Au moins cinq personnes sont mortes dans des frappes russes sur plusieurs régions de l'Ukraine dans la nuit de dimanche à lundi et au petit matin, selon les autorités locales.
Les rencontres entre Kiev et Moscou ces derniers mois n'ont pour l'heure pas permis d'avancées concrètes, malgré la pression de Washington pour trouver une issue à la guerre, le conflit le plus meurtrier en Europe depuis la Deuxième guerre mondiale.
La rencontre tripartite "devrait avoir lieu"
Il a également déclaré qu'il espérait toujours la tenue de pourparlers Ukraine-Russie-États-Unis entre les 5 et 8 mars, en dépit de la guerre au Moyen-Orient.
Une nouvelle session de pourparlers entre Kiev et Moscou, sous médiation américaine, était envisagée début mars aux Émirats Arabes Unis, à Abu Dhabi, pour tenter de trouver une issue à la guerre en Ukraine entrée dans sa quatrième année.

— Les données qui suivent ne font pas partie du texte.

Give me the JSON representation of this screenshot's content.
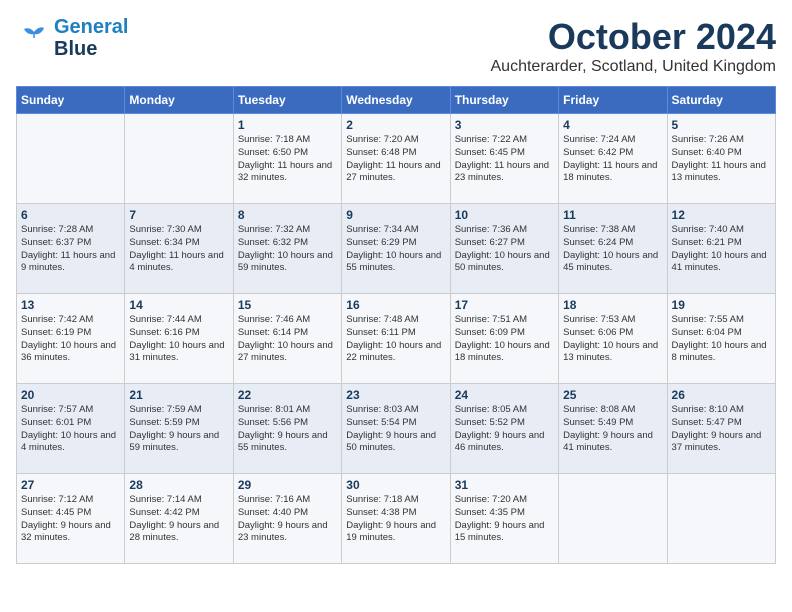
{
  "header": {
    "logo_general": "General",
    "logo_blue": "Blue",
    "month": "October 2024",
    "location": "Auchterarder, Scotland, United Kingdom"
  },
  "weekdays": [
    "Sunday",
    "Monday",
    "Tuesday",
    "Wednesday",
    "Thursday",
    "Friday",
    "Saturday"
  ],
  "weeks": [
    [
      {
        "day": "",
        "text": ""
      },
      {
        "day": "",
        "text": ""
      },
      {
        "day": "1",
        "text": "Sunrise: 7:18 AM\nSunset: 6:50 PM\nDaylight: 11 hours and 32 minutes."
      },
      {
        "day": "2",
        "text": "Sunrise: 7:20 AM\nSunset: 6:48 PM\nDaylight: 11 hours and 27 minutes."
      },
      {
        "day": "3",
        "text": "Sunrise: 7:22 AM\nSunset: 6:45 PM\nDaylight: 11 hours and 23 minutes."
      },
      {
        "day": "4",
        "text": "Sunrise: 7:24 AM\nSunset: 6:42 PM\nDaylight: 11 hours and 18 minutes."
      },
      {
        "day": "5",
        "text": "Sunrise: 7:26 AM\nSunset: 6:40 PM\nDaylight: 11 hours and 13 minutes."
      }
    ],
    [
      {
        "day": "6",
        "text": "Sunrise: 7:28 AM\nSunset: 6:37 PM\nDaylight: 11 hours and 9 minutes."
      },
      {
        "day": "7",
        "text": "Sunrise: 7:30 AM\nSunset: 6:34 PM\nDaylight: 11 hours and 4 minutes."
      },
      {
        "day": "8",
        "text": "Sunrise: 7:32 AM\nSunset: 6:32 PM\nDaylight: 10 hours and 59 minutes."
      },
      {
        "day": "9",
        "text": "Sunrise: 7:34 AM\nSunset: 6:29 PM\nDaylight: 10 hours and 55 minutes."
      },
      {
        "day": "10",
        "text": "Sunrise: 7:36 AM\nSunset: 6:27 PM\nDaylight: 10 hours and 50 minutes."
      },
      {
        "day": "11",
        "text": "Sunrise: 7:38 AM\nSunset: 6:24 PM\nDaylight: 10 hours and 45 minutes."
      },
      {
        "day": "12",
        "text": "Sunrise: 7:40 AM\nSunset: 6:21 PM\nDaylight: 10 hours and 41 minutes."
      }
    ],
    [
      {
        "day": "13",
        "text": "Sunrise: 7:42 AM\nSunset: 6:19 PM\nDaylight: 10 hours and 36 minutes."
      },
      {
        "day": "14",
        "text": "Sunrise: 7:44 AM\nSunset: 6:16 PM\nDaylight: 10 hours and 31 minutes."
      },
      {
        "day": "15",
        "text": "Sunrise: 7:46 AM\nSunset: 6:14 PM\nDaylight: 10 hours and 27 minutes."
      },
      {
        "day": "16",
        "text": "Sunrise: 7:48 AM\nSunset: 6:11 PM\nDaylight: 10 hours and 22 minutes."
      },
      {
        "day": "17",
        "text": "Sunrise: 7:51 AM\nSunset: 6:09 PM\nDaylight: 10 hours and 18 minutes."
      },
      {
        "day": "18",
        "text": "Sunrise: 7:53 AM\nSunset: 6:06 PM\nDaylight: 10 hours and 13 minutes."
      },
      {
        "day": "19",
        "text": "Sunrise: 7:55 AM\nSunset: 6:04 PM\nDaylight: 10 hours and 8 minutes."
      }
    ],
    [
      {
        "day": "20",
        "text": "Sunrise: 7:57 AM\nSunset: 6:01 PM\nDaylight: 10 hours and 4 minutes."
      },
      {
        "day": "21",
        "text": "Sunrise: 7:59 AM\nSunset: 5:59 PM\nDaylight: 9 hours and 59 minutes."
      },
      {
        "day": "22",
        "text": "Sunrise: 8:01 AM\nSunset: 5:56 PM\nDaylight: 9 hours and 55 minutes."
      },
      {
        "day": "23",
        "text": "Sunrise: 8:03 AM\nSunset: 5:54 PM\nDaylight: 9 hours and 50 minutes."
      },
      {
        "day": "24",
        "text": "Sunrise: 8:05 AM\nSunset: 5:52 PM\nDaylight: 9 hours and 46 minutes."
      },
      {
        "day": "25",
        "text": "Sunrise: 8:08 AM\nSunset: 5:49 PM\nDaylight: 9 hours and 41 minutes."
      },
      {
        "day": "26",
        "text": "Sunrise: 8:10 AM\nSunset: 5:47 PM\nDaylight: 9 hours and 37 minutes."
      }
    ],
    [
      {
        "day": "27",
        "text": "Sunrise: 7:12 AM\nSunset: 4:45 PM\nDaylight: 9 hours and 32 minutes."
      },
      {
        "day": "28",
        "text": "Sunrise: 7:14 AM\nSunset: 4:42 PM\nDaylight: 9 hours and 28 minutes."
      },
      {
        "day": "29",
        "text": "Sunrise: 7:16 AM\nSunset: 4:40 PM\nDaylight: 9 hours and 23 minutes."
      },
      {
        "day": "30",
        "text": "Sunrise: 7:18 AM\nSunset: 4:38 PM\nDaylight: 9 hours and 19 minutes."
      },
      {
        "day": "31",
        "text": "Sunrise: 7:20 AM\nSunset: 4:35 PM\nDaylight: 9 hours and 15 minutes."
      },
      {
        "day": "",
        "text": ""
      },
      {
        "day": "",
        "text": ""
      }
    ]
  ]
}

Mais le conflit qui s'étend au Moyen-Orient met en doute la possibilité d'organiser un nouveau cycle de négociations aux Émirats arabes unis. "À cause des combats en cours, nous ne pouvons pas confirmer aujourd'hui que la rencontre aura lieu à Abu Dhabi, mais personne ne l'a annulée. La rencontre devrait avoir lieu", a affirmé Volodymyr Zelensky en réponse à des questions de journalistes.

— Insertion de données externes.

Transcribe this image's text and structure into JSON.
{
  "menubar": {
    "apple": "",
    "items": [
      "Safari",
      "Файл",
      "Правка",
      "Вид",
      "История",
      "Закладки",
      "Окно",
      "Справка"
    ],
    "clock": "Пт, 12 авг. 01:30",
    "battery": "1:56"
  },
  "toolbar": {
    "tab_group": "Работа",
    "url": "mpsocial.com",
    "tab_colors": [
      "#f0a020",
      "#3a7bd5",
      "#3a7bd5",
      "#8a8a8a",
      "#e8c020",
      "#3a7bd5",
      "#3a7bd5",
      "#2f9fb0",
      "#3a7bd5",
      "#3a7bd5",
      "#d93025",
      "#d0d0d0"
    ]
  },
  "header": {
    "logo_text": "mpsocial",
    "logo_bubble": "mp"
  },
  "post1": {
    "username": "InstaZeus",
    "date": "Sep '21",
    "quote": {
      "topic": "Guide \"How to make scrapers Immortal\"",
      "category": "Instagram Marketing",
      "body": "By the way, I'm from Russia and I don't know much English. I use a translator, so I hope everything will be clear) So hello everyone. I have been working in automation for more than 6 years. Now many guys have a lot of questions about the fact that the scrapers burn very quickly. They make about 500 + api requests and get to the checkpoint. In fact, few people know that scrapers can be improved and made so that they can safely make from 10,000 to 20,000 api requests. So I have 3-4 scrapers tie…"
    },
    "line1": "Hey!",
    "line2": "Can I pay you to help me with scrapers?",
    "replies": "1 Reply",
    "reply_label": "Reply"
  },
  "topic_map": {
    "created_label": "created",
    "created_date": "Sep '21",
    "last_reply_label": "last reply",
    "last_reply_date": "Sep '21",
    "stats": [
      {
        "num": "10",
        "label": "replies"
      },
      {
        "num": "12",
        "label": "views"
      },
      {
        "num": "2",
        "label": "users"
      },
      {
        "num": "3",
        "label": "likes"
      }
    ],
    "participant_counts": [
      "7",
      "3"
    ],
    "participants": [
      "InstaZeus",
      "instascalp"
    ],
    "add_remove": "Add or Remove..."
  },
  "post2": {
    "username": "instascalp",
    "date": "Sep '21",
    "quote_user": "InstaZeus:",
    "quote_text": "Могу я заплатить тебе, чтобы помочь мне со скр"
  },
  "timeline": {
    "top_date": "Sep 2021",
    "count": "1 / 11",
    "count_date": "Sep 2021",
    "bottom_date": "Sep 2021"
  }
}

Il a ajouté que la Turquie et la Suisse pouvaient représenter des alternatives pour accueillir ces pourparlers, en cas de "difficultés avec Abu Dhabi à cause des missiles et des drones".

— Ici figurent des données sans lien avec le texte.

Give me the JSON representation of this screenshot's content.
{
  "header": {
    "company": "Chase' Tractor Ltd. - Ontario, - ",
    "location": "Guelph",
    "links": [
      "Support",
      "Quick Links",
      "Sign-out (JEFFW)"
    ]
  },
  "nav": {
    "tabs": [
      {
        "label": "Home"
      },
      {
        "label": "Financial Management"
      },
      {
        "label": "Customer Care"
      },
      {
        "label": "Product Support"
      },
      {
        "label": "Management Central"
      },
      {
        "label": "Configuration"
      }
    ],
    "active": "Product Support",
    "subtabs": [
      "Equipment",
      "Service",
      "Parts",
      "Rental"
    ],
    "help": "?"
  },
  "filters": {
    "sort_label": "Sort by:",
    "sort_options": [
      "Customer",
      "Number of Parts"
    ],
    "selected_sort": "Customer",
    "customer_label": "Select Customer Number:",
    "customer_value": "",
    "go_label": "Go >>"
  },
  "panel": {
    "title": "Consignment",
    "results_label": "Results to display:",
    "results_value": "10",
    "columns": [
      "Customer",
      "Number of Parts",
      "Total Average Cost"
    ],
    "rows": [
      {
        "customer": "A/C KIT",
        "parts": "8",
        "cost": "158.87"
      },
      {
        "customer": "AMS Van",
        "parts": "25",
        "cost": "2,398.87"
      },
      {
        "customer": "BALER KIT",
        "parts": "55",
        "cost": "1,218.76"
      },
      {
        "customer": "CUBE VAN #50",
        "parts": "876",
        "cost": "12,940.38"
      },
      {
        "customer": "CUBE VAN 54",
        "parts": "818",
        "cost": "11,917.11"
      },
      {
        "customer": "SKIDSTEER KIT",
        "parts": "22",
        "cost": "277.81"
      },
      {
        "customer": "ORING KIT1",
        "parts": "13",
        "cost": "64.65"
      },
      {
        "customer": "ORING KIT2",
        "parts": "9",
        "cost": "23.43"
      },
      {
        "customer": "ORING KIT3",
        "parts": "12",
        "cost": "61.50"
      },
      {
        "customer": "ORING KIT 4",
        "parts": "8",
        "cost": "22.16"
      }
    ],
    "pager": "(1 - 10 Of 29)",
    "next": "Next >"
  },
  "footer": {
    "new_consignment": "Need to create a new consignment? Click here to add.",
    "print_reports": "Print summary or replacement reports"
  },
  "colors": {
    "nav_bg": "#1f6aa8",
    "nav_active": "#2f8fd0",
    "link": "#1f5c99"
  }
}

Moscou a de son côté affirmé que "la poursuite de ces négociations" reste "dans (l')intérêt" de la Russie. "Nous restons entièrement ouverts à ces négociations, nous continuons absolument d'apprécier les efforts de médiation déployés par les États-Unis", a déclaré le porte-parole du Kremlin Dmitri Peskov, lors de son briefing quotidien.